Он ушел от явной смерти. Очевидно. Дезертир. Да. Но что? Лучше быть убитым?

Дезертир. Конечно. И еще нахлебник у матери Вани Морозова.

Ну нет. Совсем не так. Татьяна Николаевна позвонила матери Андрея, и та сейчас лее прислала телеграфом деньги, сказала по телефону, что и сама следом выедет, уже взяла билет.

А Татьяне Николаевне он помогает в меру сил: часть домашней работы на себя взял. Она объявила соседям, что гостит, дескать, родственник, племянник с Дальнего востока. По магазинам ходит.

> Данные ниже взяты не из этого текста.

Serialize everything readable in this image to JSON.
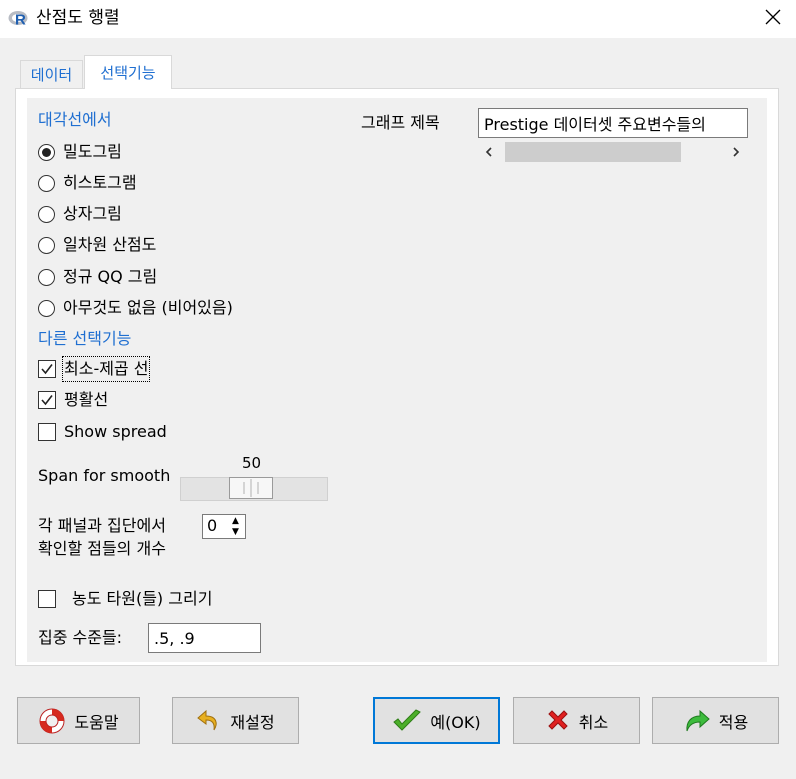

Да и с этими ублюдками, Вадиком и Серегой, женщины одни разве бы справились? Бизона бы еще достать. На тот свет, конечно, гада этого надо отправить. Чего с ним церемониться?! Ни за что ни про что человека убил (одного ли?), мужа Татьяны Николаевны, да еще и машину, сволочи, забрали. С такими надо разговаривать, как с той снайпершей из Грозного…

Петушок взбадривал себя этими воинственно-карательными мыслями, убеждал неизвестно кого, что он поступил правильно, сбежав с поля боя. Не один он так поступил, вон, пишут в газетах. Пишут, что вообще эта война не нужна была. Поход на Грозный, на Чечню в целом, генералы не продумали как следует. У них, в генералитете, раздрай, даже некоторые военачальники отказались воевать в Чечне, чего же они хотят от него, рядового десантника? Не одели солдат, как следует, примчали на самолетах в Моздок, оттуда колоннами, с техникой, — на Грозный: вперед, ребята! Ату его, Дудаева! Проучите зарвавшегося генерала! Чтоб знал, на кого хвост задирать. Чтоб слушался российского президента, не нарушал российскую государственность, не крал российскую нефть!..

Попробуй, разберись!

— И все равно, трус и подонок! — перебил себя Петушок и зло стукнул кулаком о кулак. Никак не сходились концы с концами. Вроде бы прав, что сбежал из части, а с другой стороны — предатель и дезертир. И перед Витькой Гусликовым стыдно. Стыдно, и все тут. Он же, Петушок, все хорохорился перед ним, Витькой, подшучивал, наезжал при случае — тот и слабее физически, и гонору в нем поменьше. А вышло вон как. Хоть так поверни, хоть эдак, но все они — и Гусликов, и Ваня Морозов, и Леонтьев, ротный, и сотни других погибших действительно выполнили свой солдатский долг, и теперь Витка с чистой совестью смотрит в телекамеру, говорит своей маме (и всему миру): не беспокойся, у меня все нормально, живой. Грязный, худой, простуженный, но счастливый. И душа у него на месте.

— Гады! Все генералы — ублюдки! Воюют по картам. Бросили нас, солдат, на убой, как скотину. Сволочи!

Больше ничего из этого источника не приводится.